Sparsely Granulated Corticotroph Pituitary Macroadenoma Presenting With Pituitary Apoplexy Resulting in Remission of Hypercortisolism
- PMID: 35959088
- PMCID: PMC9363514
- DOI: 10.1016/j.aace.2022.04.003
Sparsely Granulated Corticotroph Pituitary Macroadenoma Presenting With Pituitary Apoplexy Resulting in Remission of Hypercortisolism
Abstract
Objective: Pituitary corticotroph macroadenomas, which account for 7% to 23% of corticotroph adenomas, rarely present with apoplexy. This report aimed to describe a patient with a sparsely granulated corticotroph tumor (SGCT) presenting with apoplexy and remission of hypercortisolism.

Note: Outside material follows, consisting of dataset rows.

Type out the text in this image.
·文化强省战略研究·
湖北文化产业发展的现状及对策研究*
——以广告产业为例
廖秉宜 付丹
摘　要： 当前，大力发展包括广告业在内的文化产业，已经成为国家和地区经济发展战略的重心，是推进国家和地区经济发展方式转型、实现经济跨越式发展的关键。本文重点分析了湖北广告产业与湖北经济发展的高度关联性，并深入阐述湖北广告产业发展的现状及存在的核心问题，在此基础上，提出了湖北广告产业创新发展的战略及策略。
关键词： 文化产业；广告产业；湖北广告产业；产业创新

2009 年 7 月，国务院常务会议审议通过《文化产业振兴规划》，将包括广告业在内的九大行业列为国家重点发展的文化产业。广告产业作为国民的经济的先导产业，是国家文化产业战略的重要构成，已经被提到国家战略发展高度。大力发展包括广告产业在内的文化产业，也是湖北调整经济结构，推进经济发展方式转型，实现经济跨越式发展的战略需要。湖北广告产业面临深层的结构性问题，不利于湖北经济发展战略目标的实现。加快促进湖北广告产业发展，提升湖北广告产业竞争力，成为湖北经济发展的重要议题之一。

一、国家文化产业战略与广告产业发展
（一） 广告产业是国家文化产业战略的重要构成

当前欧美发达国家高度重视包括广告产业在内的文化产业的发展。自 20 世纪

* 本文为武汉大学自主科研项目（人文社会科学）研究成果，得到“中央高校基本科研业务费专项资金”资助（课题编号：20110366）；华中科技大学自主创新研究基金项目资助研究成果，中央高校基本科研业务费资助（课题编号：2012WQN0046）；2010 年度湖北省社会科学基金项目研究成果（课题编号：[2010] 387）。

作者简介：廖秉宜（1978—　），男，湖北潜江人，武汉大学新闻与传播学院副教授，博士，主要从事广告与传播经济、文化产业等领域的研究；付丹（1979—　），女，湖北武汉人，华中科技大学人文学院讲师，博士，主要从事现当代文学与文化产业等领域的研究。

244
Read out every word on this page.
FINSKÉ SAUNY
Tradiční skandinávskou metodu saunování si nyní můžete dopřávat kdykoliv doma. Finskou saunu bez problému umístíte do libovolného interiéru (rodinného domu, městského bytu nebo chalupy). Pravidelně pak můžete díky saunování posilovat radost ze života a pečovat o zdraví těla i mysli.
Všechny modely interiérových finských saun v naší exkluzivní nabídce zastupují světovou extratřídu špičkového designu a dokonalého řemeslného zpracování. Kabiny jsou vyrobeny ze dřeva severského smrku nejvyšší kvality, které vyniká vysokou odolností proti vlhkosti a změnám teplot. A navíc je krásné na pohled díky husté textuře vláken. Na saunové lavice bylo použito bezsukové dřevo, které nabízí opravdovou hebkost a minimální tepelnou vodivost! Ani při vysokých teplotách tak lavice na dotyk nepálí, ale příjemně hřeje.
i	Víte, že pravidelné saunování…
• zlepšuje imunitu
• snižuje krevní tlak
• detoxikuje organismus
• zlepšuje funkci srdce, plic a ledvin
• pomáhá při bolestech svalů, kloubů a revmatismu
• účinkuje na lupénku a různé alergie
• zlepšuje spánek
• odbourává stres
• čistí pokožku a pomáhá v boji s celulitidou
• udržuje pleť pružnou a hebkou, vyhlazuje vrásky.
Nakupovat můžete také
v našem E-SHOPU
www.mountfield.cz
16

Case report: A 33-year-old male patient presented via ambulance with sudden onset of severe headache and nausea/vomiting. Physical examination revealed bitemporal hemianopsia, diplopia from right-sided third cranial nerve palsy, abdominal striae, facial plethora, and dorsal and supraclavicular fat pads. Magnetic resonance imaging demonstrated a 3.2-cm mass arising from the sella turcica with hemorrhage compressing the optic chiasm, extension into the sphenoid sinus and cavernous sinus. Initial investigations revealed a plasma cortisol level of 64.08 (reference range [RR], 2.36-17.05) mcg/dL. He underwent emergent transsphenoidal surgery. Pathology was diagnostic of SGCT. Postoperatively, the following laboratory findings were found: (1) cortisol level, <1.8 ug/dL (RR, 2.4-17); (2) adrenocorticotropic hormone level, 36 pg/mL (RR, 0-81); (3) thyroid-stimulating hormone level, 0.07 uIU/mL (RR, 0.36-3.74); (4) free thyroxine level, 1 ng/dL (RR, 0.8-1.5); (5) luteinizing hormone level, <1 mIU/mL (RR, 1-12); (6) follicle-stimulating hormone level, 1 mIU/mL (RR, 1-12); and (7) testosterone level, 28.8 ng/dL (RR, 219.2-905.6), with ongoing requirement for hydrocortisone, levothyroxine, testosterone replacement, and continued follow-up.
Discussion: Corticotroph adenomas are divided into densely granulated, sparsely granulated, and Crooke cell tumors. Sparsely granulated pattern is associated with a larger tumor size and decreased remission rate after surgery.
Conclusion: This report illustrates a rare case of hypercortisolism remission due to apoplexy of an SGCT with subsequent central adrenal insufficiency, hypothyroidism, and hypogonadism.
Keywords: ACTH, adrenocorticotropic hormone; CD, Cushing disease; Cushing disease; DGCT, densely granulated cell tumor; FSH, follicle-stimulating hormone; IGF-1, insulin-like growth factor 1; LH, luteinizing hormone; MRI, magnetic resonance imaging; RR, reference range; SGCT, sparsely granulated corticotroph tumor; TSH, thyroid-stimulating hormone; TSS, transsphenoidal surgery; pituitary apoplexy; pituitary macroadenoma; pituitary tumor; sparsely granulated corticotroph tumor.
© 2022 AACE. Published by Elsevier Inc.